I know and am aware, however, of so many factors that are beyond her comprehension.

She doesn’t realize that she is growing. I can’t help but see it, and I mourn that this growing up really does go way too fast – where did my sleepy newborn go? But our vantage points, hers and mine, are so different. She doesn’t know that she can’t and won’t stay immobile in a jumble of toys forever. Soon she will be able to propel herself to stairs, and woodstoves, and all sorts of dangerous things. It is my job to make room for her development and protect her from the dangers that will emerge because of it.

But also, she doesn’t take into account that this state of happiness that depends on the full belly, and the empty nappy, and the adequate sleep quota can’t last. I am well aware that the drawer full of nappies is there for a reason, and it will need to be refilled at some point, and this is a healthy thing. I know that, in a short amount of time, the yawns will start, and she’ll rub her eyes, and I will need to snuggle her into bed for a much-needed nap. And I know that she will wake up hungry, and not be satisfied until her belly is full of warm creamy goodness. Her happy condition as it is in this moment is not static, because she is not static, and it simply cannot last. As things change, she will be required to change with them, or suffer. But at this happy moment, all that eludes her.

And soon, I am right. Things change. She starts to tire, and smell. And I know that to leave her with her toys would be neglect. It would not be kind. Much as she might like to stay where the shiny baubles are, she needs to be carried to where her more important needs will be met. She will have to leave the freedom of the floor and be carried in my arms. She will give up her own agency so I can ensure she is clean and cared for. And she will fuss when I put her in her bed, thinking that this isn’t at all what she was hoping for. But soon, sleep will overtake her and she will wake with a sparkle in her eye, and a smile on her face, recharged and ready for her next play session.

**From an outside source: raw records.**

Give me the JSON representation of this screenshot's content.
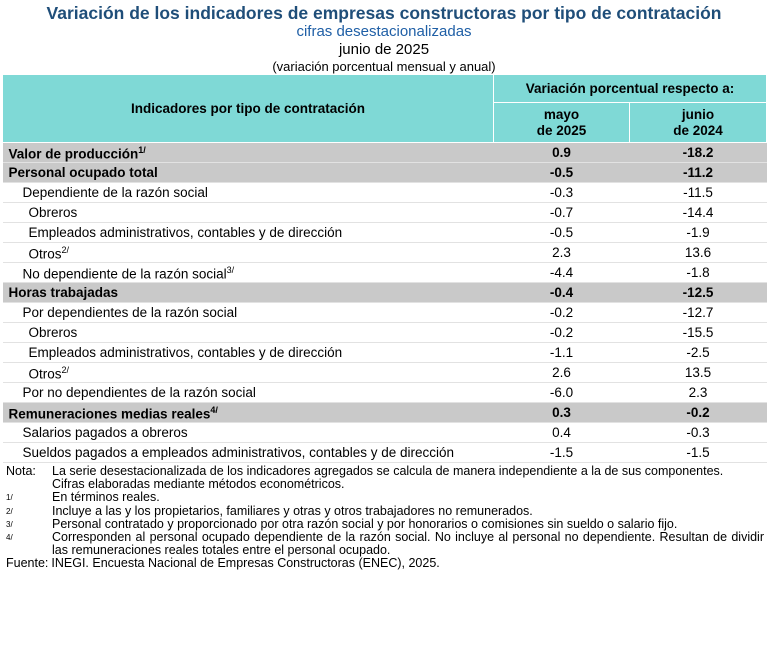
{
  "header": {
    "title": "Variación de los indicadores de empresas constructoras por tipo de contratación",
    "subtitle": "cifras desestacionalizadas",
    "period": "junio de 2025",
    "unit": "(variación porcentual mensual y anual)"
  },
  "table": {
    "label_header": "Indicadores por tipo de contratación",
    "group_header": "Variación porcentual respecto a:",
    "columns": [
      [
        "mayo",
        "de 2025"
      ],
      [
        "junio",
        "de 2024"
      ]
    ],
    "rows": [
      {
        "label": "Valor de producción",
        "note": "1/",
        "level": 0,
        "values": [
          "0.9",
          "-18.2"
        ]
      },
      {
        "label": "Personal ocupado total",
        "level": 0,
        "values": [
          "-0.5",
          "-11.2"
        ]
      },
      {
        "label": "Dependiente de la razón social",
        "level": 1,
        "values": [
          "-0.3",
          "-11.5"
        ]
      },
      {
        "label": "Obreros",
        "level": 2,
        "values": [
          "-0.7",
          "-14.4"
        ]
      },
      {
        "label": "Empleados administrativos, contables y de dirección",
        "level": 2,
        "values": [
          "-0.5",
          "-1.9"
        ]
      },
      {
        "label": "Otros",
        "note": "2/",
        "level": 2,
        "values": [
          "2.3",
          "13.6"
        ]
      },
      {
        "label": "No dependiente de la razón social",
        "note": "3/",
        "level": 1,
        "values": [
          "-4.4",
          "-1.8"
        ]
      },
      {
        "label": "Horas trabajadas",
        "level": 0,
        "values": [
          "-0.4",
          "-12.5"
        ]
      },
      {
        "label": "Por dependientes de la razón social",
        "level": 1,
        "values": [
          "-0.2",
          "-12.7"
        ]
      },
      {
        "label": "Obreros",
        "level": 2,
        "values": [
          "-0.2",
          "-15.5"
        ]
      },
      {
        "label": "Empleados administrativos, contables y de dirección",
        "level": 2,
        "values": [
          "-1.1",
          "-2.5"
        ]
      },
      {
        "label": "Otros",
        "note": "2/",
        "level": 2,
        "values": [
          "2.6",
          "13.5"
        ]
      },
      {
        "label": "Por no dependientes de la razón social",
        "level": 1,
        "values": [
          "-6.0",
          "2.3"
        ]
      },
      {
        "label": "Remuneraciones medias reales",
        "note": "4/",
        "level": 0,
        "values": [
          "0.3",
          "-0.2"
        ]
      },
      {
        "label": "Salarios pagados a obreros",
        "level": 1,
        "values": [
          "0.4",
          "-0.3"
        ]
      },
      {
        "label": "Sueldos pagados a empleados administrativos, contables y de dirección",
        "level": 1,
        "values": [
          "-1.5",
          "-1.5"
        ]
      }
    ]
  },
  "notes": [
    {
      "marker": "Nota:",
      "text": "La serie desestacionalizada de los indicadores agregados se calcula de manera independiente a la de sus componentes."
    },
    {
      "text": "Cifras elaboradas mediante métodos econométricos."
    },
    {
      "marker": "1/",
      "text": "En términos reales."
    },
    {
      "marker": "2/",
      "text": "Incluye a las y los propietarios, familiares y otras y otros trabajadores no remunerados."
    },
    {
      "marker": "3/",
      "text": "Personal contratado y proporcionado por otra razón social y por honorarios o comisiones sin sueldo o salario fijo."
    },
    {
      "marker": "4/",
      "text": "Corresponden al personal ocupado dependiente de la razón social. No incluye al personal no dependiente. Resultan de dividir las remuneraciones reales totales entre el personal ocupado."
    }
  ],
  "source": {
    "label": "Fuente:",
    "text": "INEGI. Encuesta Nacional de Empresas Constructoras (ENEC), 2025."
  }
}
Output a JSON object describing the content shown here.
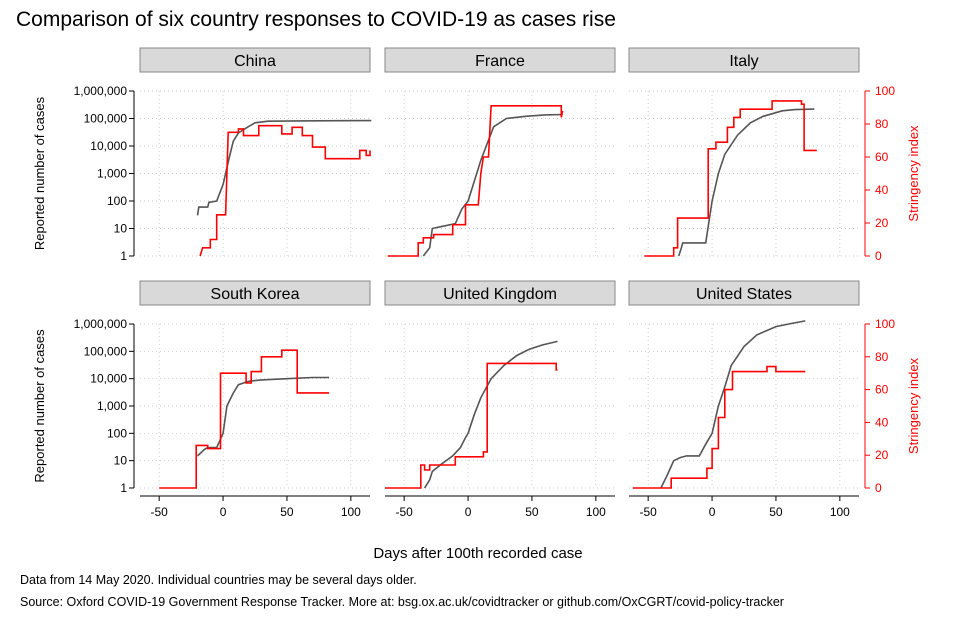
{
  "title": "Comparison of six country responses to COVID-19 as cases rise",
  "notes": {
    "data_note": "Data from 14 May 2020. Individual countries may be several days older.",
    "source": "Source: Oxford COVID-19 Government Response Tracker. More at: bsg.ox.ac.uk/covidtracker or github.com/OxCGRT/covid-policy-tracker"
  },
  "colors": {
    "cases": "#555555",
    "stringency": "#ff0000",
    "panel_header": "#d9d9d9",
    "grid": "#bbbbbb"
  },
  "chart_data": {
    "type": "line",
    "xlabel": "Days after 100th recorded case",
    "ylabel_left": "Reported number of cases",
    "ylabel_right": "Stringency index",
    "x_ticks": [
      -50,
      0,
      50,
      100
    ],
    "xlim": [
      -65,
      115
    ],
    "y_left_scale": "log",
    "y_left_ticks": [
      "1",
      "10",
      "100",
      "1,000",
      "10,000",
      "100,000",
      "1,000,000"
    ],
    "y_left_tick_values": [
      1,
      10,
      100,
      1000,
      10000,
      100000,
      1000000
    ],
    "y_right_ticks": [
      0,
      20,
      40,
      60,
      80,
      100
    ],
    "y_right_lim": [
      0,
      100
    ],
    "grid": true,
    "panels": [
      {
        "name": "China",
        "cases": [
          [
            -20,
            30
          ],
          [
            -19,
            60
          ],
          [
            -18,
            60
          ],
          [
            -12,
            60
          ],
          [
            -11,
            90
          ],
          [
            -5,
            100
          ],
          [
            0,
            400
          ],
          [
            5,
            4000
          ],
          [
            8,
            15000
          ],
          [
            12,
            30000
          ],
          [
            18,
            45000
          ],
          [
            25,
            70000
          ],
          [
            35,
            80000
          ],
          [
            60,
            82000
          ],
          [
            90,
            83000
          ],
          [
            116,
            84000
          ]
        ],
        "stringency": [
          [
            -18,
            0
          ],
          [
            -16,
            5
          ],
          [
            -10,
            5
          ],
          [
            -10,
            10
          ],
          [
            -5,
            10
          ],
          [
            -5,
            25
          ],
          [
            2,
            25
          ],
          [
            4,
            75
          ],
          [
            12,
            75
          ],
          [
            12,
            77
          ],
          [
            16,
            77
          ],
          [
            16,
            73
          ],
          [
            28,
            73
          ],
          [
            28,
            79
          ],
          [
            46,
            79
          ],
          [
            46,
            74
          ],
          [
            54,
            74
          ],
          [
            54,
            78
          ],
          [
            62,
            78
          ],
          [
            62,
            73
          ],
          [
            70,
            73
          ],
          [
            70,
            66
          ],
          [
            80,
            66
          ],
          [
            80,
            59
          ],
          [
            107,
            59
          ],
          [
            107,
            64
          ],
          [
            112,
            64
          ],
          [
            112,
            61
          ],
          [
            115,
            61
          ],
          [
            115,
            64
          ]
        ]
      },
      {
        "name": "France",
        "cases": [
          [
            -35,
            1
          ],
          [
            -30,
            2
          ],
          [
            -28,
            10
          ],
          [
            -20,
            12
          ],
          [
            -10,
            15
          ],
          [
            -5,
            50
          ],
          [
            0,
            100
          ],
          [
            10,
            3000
          ],
          [
            20,
            50000
          ],
          [
            30,
            100000
          ],
          [
            45,
            120000
          ],
          [
            60,
            135000
          ],
          [
            74,
            140000
          ]
        ],
        "stringency": [
          [
            -63,
            0
          ],
          [
            -39,
            0
          ],
          [
            -39,
            8
          ],
          [
            -35,
            8
          ],
          [
            -35,
            11
          ],
          [
            -27,
            11
          ],
          [
            -27,
            13
          ],
          [
            -12,
            13
          ],
          [
            -12,
            19
          ],
          [
            -2,
            19
          ],
          [
            -2,
            31
          ],
          [
            8,
            31
          ],
          [
            10,
            50
          ],
          [
            12,
            60
          ],
          [
            16,
            60
          ],
          [
            18,
            91
          ],
          [
            73,
            91
          ],
          [
            73,
            84
          ],
          [
            74,
            88
          ]
        ]
      },
      {
        "name": "Italy",
        "cases": [
          [
            -26,
            1
          ],
          [
            -24,
            2
          ],
          [
            -23,
            3
          ],
          [
            -22,
            3
          ],
          [
            -22,
            3
          ],
          [
            -5,
            3
          ],
          [
            0,
            100
          ],
          [
            5,
            1000
          ],
          [
            10,
            5000
          ],
          [
            20,
            25000
          ],
          [
            30,
            70000
          ],
          [
            40,
            120000
          ],
          [
            55,
            190000
          ],
          [
            65,
            210000
          ],
          [
            80,
            220000
          ]
        ],
        "stringency": [
          [
            -53,
            0
          ],
          [
            -30,
            0
          ],
          [
            -30,
            5
          ],
          [
            -27,
            5
          ],
          [
            -27,
            23
          ],
          [
            -5,
            23
          ],
          [
            -3,
            23
          ],
          [
            -3,
            65
          ],
          [
            3,
            65
          ],
          [
            3,
            69
          ],
          [
            12,
            69
          ],
          [
            12,
            78
          ],
          [
            17,
            78
          ],
          [
            17,
            84
          ],
          [
            22,
            84
          ],
          [
            22,
            89
          ],
          [
            47,
            89
          ],
          [
            47,
            94
          ],
          [
            70,
            94
          ],
          [
            70,
            92
          ],
          [
            72,
            92
          ],
          [
            72,
            64
          ],
          [
            82,
            64
          ]
        ]
      },
      {
        "name": "South Korea",
        "cases": [
          [
            -20,
            15
          ],
          [
            -17,
            20
          ],
          [
            -15,
            25
          ],
          [
            -12,
            30
          ],
          [
            -5,
            30
          ],
          [
            0,
            100
          ],
          [
            3,
            1000
          ],
          [
            8,
            3000
          ],
          [
            12,
            6000
          ],
          [
            20,
            8000
          ],
          [
            30,
            9000
          ],
          [
            50,
            10000
          ],
          [
            70,
            11000
          ],
          [
            83,
            11000
          ]
        ],
        "stringency": [
          [
            -50,
            0
          ],
          [
            -21,
            0
          ],
          [
            -21,
            26
          ],
          [
            -12,
            26
          ],
          [
            -12,
            24
          ],
          [
            -2,
            24
          ],
          [
            -2,
            70
          ],
          [
            18,
            70
          ],
          [
            18,
            64
          ],
          [
            22,
            64
          ],
          [
            22,
            71
          ],
          [
            30,
            71
          ],
          [
            30,
            80
          ],
          [
            46,
            80
          ],
          [
            46,
            84
          ],
          [
            58,
            84
          ],
          [
            58,
            58
          ],
          [
            83,
            58
          ]
        ]
      },
      {
        "name": "United Kingdom",
        "cases": [
          [
            -34,
            1
          ],
          [
            -30,
            2
          ],
          [
            -28,
            4
          ],
          [
            -20,
            8
          ],
          [
            -12,
            15
          ],
          [
            -6,
            30
          ],
          [
            -2,
            70
          ],
          [
            0,
            100
          ],
          [
            5,
            500
          ],
          [
            10,
            2000
          ],
          [
            18,
            10000
          ],
          [
            28,
            30000
          ],
          [
            38,
            70000
          ],
          [
            48,
            120000
          ],
          [
            58,
            170000
          ],
          [
            70,
            230000
          ]
        ],
        "stringency": [
          [
            -65,
            0
          ],
          [
            -37,
            0
          ],
          [
            -37,
            14
          ],
          [
            -34,
            14
          ],
          [
            -34,
            11
          ],
          [
            -30,
            11
          ],
          [
            -30,
            14
          ],
          [
            -10,
            14
          ],
          [
            -10,
            19
          ],
          [
            12,
            19
          ],
          [
            12,
            22
          ],
          [
            15,
            22
          ],
          [
            15,
            76
          ],
          [
            69,
            76
          ],
          [
            69,
            72
          ],
          [
            70,
            72
          ]
        ]
      },
      {
        "name": "United States",
        "cases": [
          [
            -40,
            1
          ],
          [
            -35,
            3
          ],
          [
            -30,
            10
          ],
          [
            -25,
            13
          ],
          [
            -20,
            15
          ],
          [
            -10,
            15
          ],
          [
            -5,
            40
          ],
          [
            0,
            100
          ],
          [
            5,
            1000
          ],
          [
            10,
            5000
          ],
          [
            15,
            30000
          ],
          [
            25,
            150000
          ],
          [
            35,
            400000
          ],
          [
            50,
            800000
          ],
          [
            60,
            1000000
          ],
          [
            73,
            1300000
          ]
        ],
        "stringency": [
          [
            -62,
            0
          ],
          [
            -32,
            0
          ],
          [
            -32,
            6
          ],
          [
            -4,
            6
          ],
          [
            -4,
            12
          ],
          [
            0,
            12
          ],
          [
            0,
            24
          ],
          [
            5,
            24
          ],
          [
            5,
            43
          ],
          [
            10,
            43
          ],
          [
            10,
            60
          ],
          [
            16,
            60
          ],
          [
            16,
            71
          ],
          [
            43,
            71
          ],
          [
            43,
            74
          ],
          [
            50,
            74
          ],
          [
            50,
            71
          ],
          [
            73,
            71
          ]
        ]
      }
    ]
  }
}
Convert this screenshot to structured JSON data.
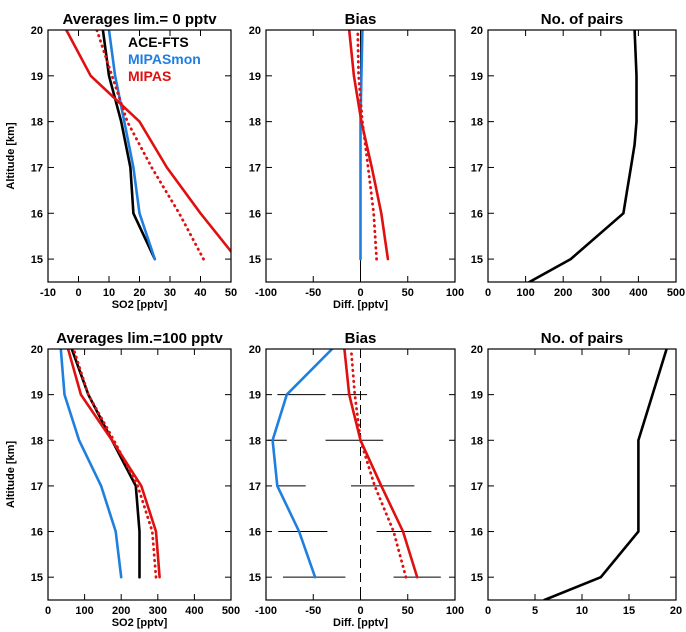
{
  "colors": {
    "ace": "#000000",
    "mipasmon": "#1f7fe0",
    "mipas": "#e01010"
  },
  "chart_data": [
    {
      "id": "avg0",
      "type": "line",
      "title": "Averages lim.=  0 pptv",
      "xlabel": "SO2 [pptv]",
      "ylabel": "Altitude [km]",
      "xlim": [
        -10,
        50
      ],
      "ylim": [
        14.5,
        20
      ],
      "xticks": [
        -10,
        0,
        10,
        20,
        30,
        40,
        50
      ],
      "yticks": [
        15,
        16,
        17,
        18,
        19,
        20
      ],
      "legend": {
        "placement": "top-right",
        "entries": [
          "ACE-FTS",
          "MIPASmon",
          "MIPAS"
        ]
      },
      "series": [
        {
          "name": "ACE-FTS",
          "color": "ace",
          "style": "solid",
          "x": [
            25,
            18,
            17,
            14,
            10,
            8
          ],
          "y": [
            15,
            16,
            17,
            18,
            19,
            20
          ]
        },
        {
          "name": "MIPASmon",
          "color": "mipasmon",
          "style": "solid",
          "x": [
            25,
            20,
            18,
            15,
            12,
            10
          ],
          "y": [
            15,
            16,
            17,
            18,
            19,
            20
          ]
        },
        {
          "name": "MIPAS",
          "color": "mipas",
          "style": "solid",
          "x": [
            52,
            40,
            29,
            20,
            4,
            -4
          ],
          "y": [
            15,
            16,
            17,
            18,
            19,
            20
          ]
        },
        {
          "name": "MIPAS",
          "color": "mipas",
          "style": "dotted",
          "x": [
            41,
            33,
            24,
            16,
            11,
            6
          ],
          "y": [
            15,
            16,
            17,
            18,
            19,
            20
          ]
        }
      ]
    },
    {
      "id": "bias0",
      "type": "line",
      "title": "Bias",
      "xlabel": "Diff. [pptv]",
      "ylabel": "",
      "xlim": [
        -100,
        100
      ],
      "ylim": [
        14.5,
        20
      ],
      "xticks": [
        -100,
        -50,
        0,
        50,
        100
      ],
      "yticks": [
        15,
        16,
        17,
        18,
        19,
        20
      ],
      "zero_line": true,
      "series": [
        {
          "name": "MIPASmon",
          "color": "mipasmon",
          "style": "solid",
          "x": [
            0,
            0,
            0,
            0,
            1,
            2
          ],
          "y": [
            15,
            16,
            17,
            18,
            19,
            20
          ]
        },
        {
          "name": "MIPAS",
          "color": "mipas",
          "style": "solid",
          "x": [
            29,
            22,
            12,
            1,
            -7,
            -12
          ],
          "y": [
            15,
            16,
            17,
            18,
            19,
            20
          ]
        },
        {
          "name": "MIPAS",
          "color": "mipas",
          "style": "dotted",
          "x": [
            17,
            14,
            8,
            2,
            -2,
            -3
          ],
          "y": [
            15,
            16,
            17,
            18,
            19,
            20
          ]
        }
      ]
    },
    {
      "id": "pairs0",
      "type": "line",
      "title": "No. of pairs",
      "xlabel": "",
      "ylabel": "",
      "xlim": [
        0,
        500
      ],
      "ylim": [
        14.5,
        20
      ],
      "xticks": [
        0,
        100,
        200,
        300,
        400,
        500
      ],
      "yticks": [
        15,
        16,
        17,
        18,
        19,
        20
      ],
      "series": [
        {
          "color": "ace",
          "style": "solid",
          "x": [
            110,
            220,
            360,
            370,
            380,
            390,
            395,
            395,
            390
          ],
          "y": [
            14.5,
            15,
            16,
            16.5,
            17,
            17.5,
            18,
            19,
            20
          ]
        }
      ]
    },
    {
      "id": "avg100",
      "type": "line",
      "title": "Averages lim.=100 pptv",
      "xlabel": "SO2 [pptv]",
      "ylabel": "Altitude [km]",
      "xlim": [
        0,
        500
      ],
      "ylim": [
        14.5,
        20
      ],
      "xticks": [
        0,
        100,
        200,
        300,
        400,
        500
      ],
      "yticks": [
        15,
        16,
        17,
        18,
        19,
        20
      ],
      "series": [
        {
          "name": "ACE-FTS",
          "color": "ace",
          "style": "solid",
          "x": [
            250,
            250,
            240,
            175,
            110,
            65
          ],
          "y": [
            15,
            16,
            17,
            18,
            19,
            20
          ]
        },
        {
          "name": "MIPASmon",
          "color": "mipasmon",
          "style": "solid",
          "x": [
            200,
            185,
            145,
            85,
            45,
            35
          ],
          "y": [
            15,
            16,
            17,
            18,
            19,
            20
          ]
        },
        {
          "name": "MIPAS",
          "color": "mipas",
          "style": "solid",
          "x": [
            305,
            295,
            255,
            175,
            90,
            55
          ],
          "y": [
            15,
            16,
            17,
            18,
            19,
            20
          ]
        },
        {
          "name": "MIPAS",
          "color": "mipas",
          "style": "dotted",
          "x": [
            295,
            285,
            245,
            180,
            110,
            70
          ],
          "y": [
            15,
            16,
            17,
            18,
            19,
            20
          ]
        }
      ]
    },
    {
      "id": "bias100",
      "type": "line",
      "title": "Bias",
      "xlabel": "Diff. [pptv]",
      "ylabel": "",
      "xlim": [
        -100,
        100
      ],
      "ylim": [
        14.5,
        20
      ],
      "xticks": [
        -100,
        -50,
        0,
        50,
        100
      ],
      "yticks": [
        15,
        16,
        17,
        18,
        19,
        20
      ],
      "zero_line": true,
      "zero_line_style": "dashed",
      "errorbars": [
        {
          "y": 15,
          "x1": -82,
          "x2": -16
        },
        {
          "y": 15,
          "x1": 35,
          "x2": 85
        },
        {
          "y": 16,
          "x1": -87,
          "x2": -35
        },
        {
          "y": 16,
          "x1": 17,
          "x2": 75
        },
        {
          "y": 17,
          "x1": -88,
          "x2": -58
        },
        {
          "y": 17,
          "x1": -10,
          "x2": 57
        },
        {
          "y": 18,
          "x1": -98,
          "x2": -78
        },
        {
          "y": 18,
          "x1": -37,
          "x2": 24
        },
        {
          "y": 19,
          "x1": -88,
          "x2": -37
        },
        {
          "y": 19,
          "x1": -30,
          "x2": 7
        }
      ],
      "series": [
        {
          "name": "MIPASmon",
          "color": "mipasmon",
          "style": "solid",
          "x": [
            -48,
            -65,
            -88,
            -93,
            -78,
            -30
          ],
          "y": [
            15,
            16,
            17,
            18,
            19,
            20
          ]
        },
        {
          "name": "MIPAS",
          "color": "mipas",
          "style": "solid",
          "x": [
            60,
            45,
            22,
            0,
            -12,
            -17
          ],
          "y": [
            15,
            16,
            17,
            18,
            19,
            20
          ]
        },
        {
          "name": "MIPAS",
          "color": "mipas",
          "style": "dotted",
          "x": [
            48,
            35,
            15,
            0,
            -6,
            -10
          ],
          "y": [
            15,
            16,
            17,
            18,
            19,
            20
          ]
        }
      ]
    },
    {
      "id": "pairs100",
      "type": "line",
      "title": "No. of pairs",
      "xlabel": "",
      "ylabel": "",
      "xlim": [
        0,
        20
      ],
      "ylim": [
        14.5,
        20
      ],
      "xticks": [
        0,
        5,
        10,
        15,
        20
      ],
      "yticks": [
        15,
        16,
        17,
        18,
        19,
        20
      ],
      "series": [
        {
          "color": "ace",
          "style": "solid",
          "x": [
            6,
            12,
            16,
            16,
            16,
            17.5,
            19
          ],
          "y": [
            14.5,
            15,
            16,
            17,
            18,
            19,
            20
          ]
        }
      ]
    }
  ]
}
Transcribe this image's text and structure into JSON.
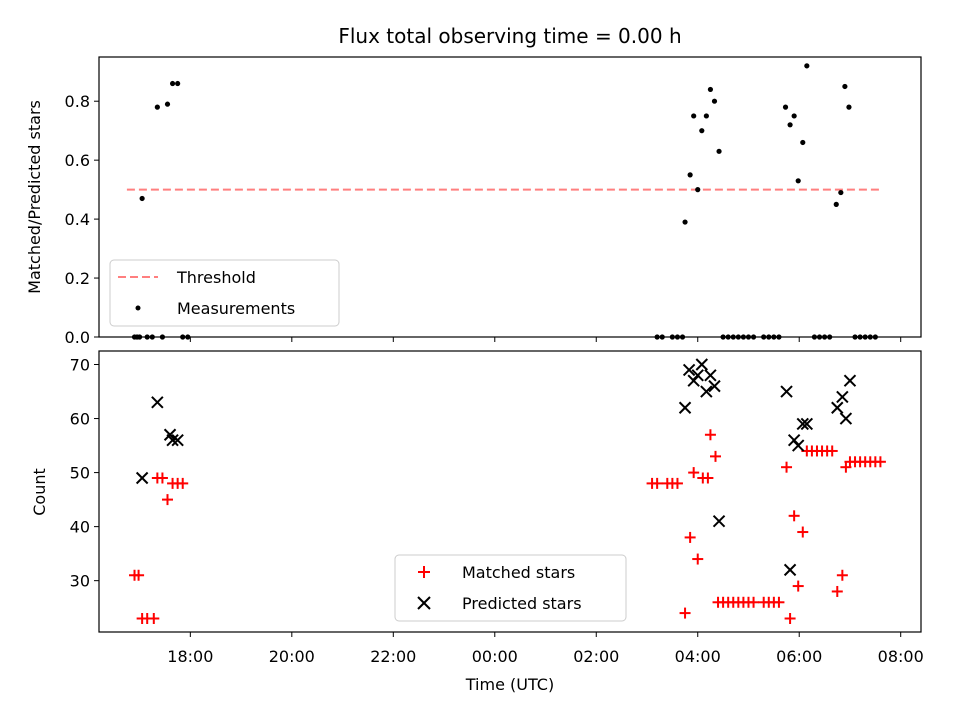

So I pick her up and carry her to where she needs to go. This time she surrenders to my care, and it is an enjoyable ride to the bedroom. But sometimes she fights the restraint and the journey, and makes it known that she is not in favour of this ride. However, because I must attend to her greater needs, whether she fights me or surrenders, the end is the same. She will learn in time (lots of time), that this ride has a purpose, and it is for her good. And if she can accept that and trust me, she will learn to surrender and save herself a lot of struggle.

So it is in life. There are times when it seems that we have been picked up off the playmat, and we feel the agency shift from our own to Another’s. There are times when, just like that little child, we know we are being carried somewhere, but we don’t know where, or why, or how long it will take to get there.

And when we notice that God has picked us up and is carrying us somewhere new and unfamiliar, we might ask ourselves: can we trust that He has a reason, and it’s a good one? Can we relax and enjoy the ride, rather than fight Him all the way? Can we surrender to His loving care, knowing that He is a good Father, and He is not willing to neglect us simply because we can’t understand the big picture? Can we remember that His will is what’s best, and surrender to it according to His plan and schedule, saving ourselves a lot of struggle?

“Trust in the Lord with all your heart and lean not on your own understanding” (Proverbs 3:5). Relax. Rest in His arms and let Him carry you. Trust that He’s taking you just where you need to go. And always, always remember, that no matter how long the ride might be, how unfamiliar the landing, and how unnerving the change might feel, He has promised that He will never leave you or forsake you (see Isaiah 41:10). You are precious to Him, and He will do all in His power to help you grow and meet your needs, even when, as a little child, you can’t grasp the overarching plan, or understand His ways. Just trust.

“Commit your way to the Lord, trust also in Him, and He will bring it to pass” (Psalm 37:5).